Content warning: this article discusses suicide.
Martin Short spoke publicly this week, for the first time, about the death of his eldest daughter Katherine. He sat with Tracy Smith for CBS Sunday Morning and gave a New York Times interview published this week. He drew the parallel between her death and his wife’s directly.
Martin and Nancy Dolman met in 1972 in a Toronto production of Godspell. They married in 1980 and adopted three children: Katherine, Oliver, and Henry. Nancy stepped back from acting, the SCTV and Soap years behind her, to raise the family.
Nancy was diagnosed with ovarian cancer around 2007 and fought it privately for three years. She died at home in Pacific Palisades on August 21, 2010, at 58. Her last words to him were “Martin, let me go.”

Katherine Hartley Short was a clinical social worker. She earned her bachelor’s from NYU in psychology and gender studies, then her master’s in social work from USC in 2010, the same year her mother died. She worked at UCLA’s Resnick Neuropsychiatric Hospital, took pro bono cases at Public Counsel, trained at the West LA VA, and was affiliated with the Camden Center. She spent her career treating mental illness while privately living with severe mental illness of her own, including borderline personality disorder.

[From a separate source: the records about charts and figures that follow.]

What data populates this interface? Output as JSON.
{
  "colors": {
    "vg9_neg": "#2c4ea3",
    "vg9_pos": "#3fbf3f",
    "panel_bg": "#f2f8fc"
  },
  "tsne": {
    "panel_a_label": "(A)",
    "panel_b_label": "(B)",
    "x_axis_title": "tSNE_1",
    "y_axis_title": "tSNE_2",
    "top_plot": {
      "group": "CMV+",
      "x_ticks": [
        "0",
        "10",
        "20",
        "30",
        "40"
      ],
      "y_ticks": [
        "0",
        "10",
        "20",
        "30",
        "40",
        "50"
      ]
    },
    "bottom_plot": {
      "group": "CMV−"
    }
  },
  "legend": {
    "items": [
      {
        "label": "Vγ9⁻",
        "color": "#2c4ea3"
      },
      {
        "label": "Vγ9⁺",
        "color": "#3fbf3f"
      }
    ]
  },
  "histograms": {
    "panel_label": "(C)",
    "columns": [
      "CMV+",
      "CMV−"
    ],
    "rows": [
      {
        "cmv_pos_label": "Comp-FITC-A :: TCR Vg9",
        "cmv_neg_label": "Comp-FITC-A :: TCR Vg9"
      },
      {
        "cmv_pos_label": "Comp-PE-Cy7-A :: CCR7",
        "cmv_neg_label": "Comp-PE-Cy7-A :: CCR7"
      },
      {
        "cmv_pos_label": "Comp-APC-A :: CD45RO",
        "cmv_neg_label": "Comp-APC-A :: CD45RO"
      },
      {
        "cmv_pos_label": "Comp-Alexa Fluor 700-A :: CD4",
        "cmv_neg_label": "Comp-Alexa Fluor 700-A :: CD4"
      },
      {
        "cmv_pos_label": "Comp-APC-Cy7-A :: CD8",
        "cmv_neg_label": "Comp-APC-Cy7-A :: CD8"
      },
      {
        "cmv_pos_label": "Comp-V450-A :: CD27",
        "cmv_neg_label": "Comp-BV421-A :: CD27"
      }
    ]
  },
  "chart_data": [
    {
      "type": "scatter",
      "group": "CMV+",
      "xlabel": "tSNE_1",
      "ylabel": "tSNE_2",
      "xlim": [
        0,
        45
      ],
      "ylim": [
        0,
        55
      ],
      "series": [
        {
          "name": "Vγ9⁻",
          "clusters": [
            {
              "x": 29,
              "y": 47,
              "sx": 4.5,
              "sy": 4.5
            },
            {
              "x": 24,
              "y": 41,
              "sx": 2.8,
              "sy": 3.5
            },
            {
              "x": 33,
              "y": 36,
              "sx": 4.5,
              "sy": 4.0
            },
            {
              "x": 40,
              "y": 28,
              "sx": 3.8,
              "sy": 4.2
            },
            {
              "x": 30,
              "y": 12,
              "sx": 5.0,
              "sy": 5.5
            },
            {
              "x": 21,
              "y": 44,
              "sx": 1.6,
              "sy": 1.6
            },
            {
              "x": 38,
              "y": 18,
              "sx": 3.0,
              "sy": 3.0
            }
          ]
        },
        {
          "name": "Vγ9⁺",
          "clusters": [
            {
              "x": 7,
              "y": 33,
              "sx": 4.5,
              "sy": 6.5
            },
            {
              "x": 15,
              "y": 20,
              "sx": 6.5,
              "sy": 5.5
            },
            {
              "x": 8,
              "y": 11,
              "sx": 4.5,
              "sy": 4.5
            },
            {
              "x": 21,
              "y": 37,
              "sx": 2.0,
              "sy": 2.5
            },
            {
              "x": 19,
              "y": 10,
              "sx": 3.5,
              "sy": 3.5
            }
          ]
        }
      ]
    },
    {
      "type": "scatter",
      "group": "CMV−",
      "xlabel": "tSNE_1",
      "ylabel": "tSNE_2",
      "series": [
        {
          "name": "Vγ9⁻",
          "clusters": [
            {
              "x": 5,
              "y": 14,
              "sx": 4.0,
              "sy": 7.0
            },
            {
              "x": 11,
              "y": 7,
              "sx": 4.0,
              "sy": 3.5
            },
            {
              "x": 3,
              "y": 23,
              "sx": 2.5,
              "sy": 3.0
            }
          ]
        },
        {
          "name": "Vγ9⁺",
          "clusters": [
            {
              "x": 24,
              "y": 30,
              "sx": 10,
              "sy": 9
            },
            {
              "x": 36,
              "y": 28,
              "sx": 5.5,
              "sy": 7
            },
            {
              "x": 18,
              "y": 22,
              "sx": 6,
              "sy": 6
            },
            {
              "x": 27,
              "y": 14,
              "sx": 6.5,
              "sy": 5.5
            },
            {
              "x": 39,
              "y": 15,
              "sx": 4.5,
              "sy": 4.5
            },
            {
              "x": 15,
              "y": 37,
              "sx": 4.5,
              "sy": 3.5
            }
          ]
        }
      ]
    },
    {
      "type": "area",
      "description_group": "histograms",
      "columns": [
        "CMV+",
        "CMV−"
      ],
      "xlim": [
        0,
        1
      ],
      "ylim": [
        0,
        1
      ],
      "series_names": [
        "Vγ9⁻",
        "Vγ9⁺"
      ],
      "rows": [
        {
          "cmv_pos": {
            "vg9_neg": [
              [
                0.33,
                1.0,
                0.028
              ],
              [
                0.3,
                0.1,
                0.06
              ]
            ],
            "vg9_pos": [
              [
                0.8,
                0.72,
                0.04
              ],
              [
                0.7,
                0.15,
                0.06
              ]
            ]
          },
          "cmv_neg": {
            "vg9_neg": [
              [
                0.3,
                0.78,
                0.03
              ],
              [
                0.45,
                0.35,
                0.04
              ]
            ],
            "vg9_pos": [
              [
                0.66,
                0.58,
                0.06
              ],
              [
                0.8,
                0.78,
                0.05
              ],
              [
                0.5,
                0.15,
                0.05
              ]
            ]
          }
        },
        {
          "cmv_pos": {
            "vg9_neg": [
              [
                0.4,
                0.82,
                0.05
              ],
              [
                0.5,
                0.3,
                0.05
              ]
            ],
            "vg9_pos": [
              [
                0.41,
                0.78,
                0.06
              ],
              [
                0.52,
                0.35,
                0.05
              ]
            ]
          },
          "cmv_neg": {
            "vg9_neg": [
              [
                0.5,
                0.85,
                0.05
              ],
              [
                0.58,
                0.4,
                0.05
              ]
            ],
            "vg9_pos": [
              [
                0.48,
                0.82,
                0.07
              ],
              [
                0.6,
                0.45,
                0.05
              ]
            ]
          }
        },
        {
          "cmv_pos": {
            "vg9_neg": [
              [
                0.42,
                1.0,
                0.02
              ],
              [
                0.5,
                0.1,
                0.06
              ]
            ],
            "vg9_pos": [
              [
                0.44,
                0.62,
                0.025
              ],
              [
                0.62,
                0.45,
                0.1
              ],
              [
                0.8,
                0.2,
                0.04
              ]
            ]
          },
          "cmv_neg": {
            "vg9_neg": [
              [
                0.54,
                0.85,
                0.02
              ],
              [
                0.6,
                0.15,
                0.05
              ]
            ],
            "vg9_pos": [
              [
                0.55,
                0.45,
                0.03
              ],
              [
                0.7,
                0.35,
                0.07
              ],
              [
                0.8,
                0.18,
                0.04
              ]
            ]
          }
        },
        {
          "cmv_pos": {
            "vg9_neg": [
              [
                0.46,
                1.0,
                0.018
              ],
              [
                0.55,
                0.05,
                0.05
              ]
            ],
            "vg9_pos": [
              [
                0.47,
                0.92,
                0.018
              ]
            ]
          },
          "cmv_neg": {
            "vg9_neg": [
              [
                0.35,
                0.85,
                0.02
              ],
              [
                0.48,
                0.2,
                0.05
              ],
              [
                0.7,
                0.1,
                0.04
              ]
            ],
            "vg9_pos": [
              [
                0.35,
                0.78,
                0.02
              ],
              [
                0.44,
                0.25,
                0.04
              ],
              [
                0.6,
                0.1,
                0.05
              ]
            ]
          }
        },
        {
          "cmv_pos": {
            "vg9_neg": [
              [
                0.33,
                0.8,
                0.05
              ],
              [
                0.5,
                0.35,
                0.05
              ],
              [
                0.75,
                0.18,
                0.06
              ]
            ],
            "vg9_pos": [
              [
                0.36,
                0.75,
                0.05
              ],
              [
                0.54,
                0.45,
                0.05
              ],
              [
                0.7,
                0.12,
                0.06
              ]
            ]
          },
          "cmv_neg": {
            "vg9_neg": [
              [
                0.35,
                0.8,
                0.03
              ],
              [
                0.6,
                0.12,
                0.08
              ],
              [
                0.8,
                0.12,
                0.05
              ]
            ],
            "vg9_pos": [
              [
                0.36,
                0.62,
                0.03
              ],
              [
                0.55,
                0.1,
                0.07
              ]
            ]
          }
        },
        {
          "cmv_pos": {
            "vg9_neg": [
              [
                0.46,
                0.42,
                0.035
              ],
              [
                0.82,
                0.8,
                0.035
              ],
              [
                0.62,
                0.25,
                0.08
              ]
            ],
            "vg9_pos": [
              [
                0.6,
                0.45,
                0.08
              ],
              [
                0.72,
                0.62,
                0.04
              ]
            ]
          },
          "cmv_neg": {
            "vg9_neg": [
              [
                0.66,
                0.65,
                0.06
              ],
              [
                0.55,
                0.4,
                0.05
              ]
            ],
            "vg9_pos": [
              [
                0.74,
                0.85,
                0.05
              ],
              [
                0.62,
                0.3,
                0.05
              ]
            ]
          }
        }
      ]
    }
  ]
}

Katherine died by suicide on February 23, 2026, at her home in the Hollywood Hills. She was 42.
Martin said Katherine “fought for a long time with extreme mental health, borderline personality disorder, other things, and did the best she could until she couldn’t.” He framed her death the way he framed Nancy’s: Nancy said “Martin, let me go,” and Katherine, in her own way, was saying “Dad, let me go.”
He has never been in therapy. He processes grief by dictating notes. He says he’s “trying to head toward the light.”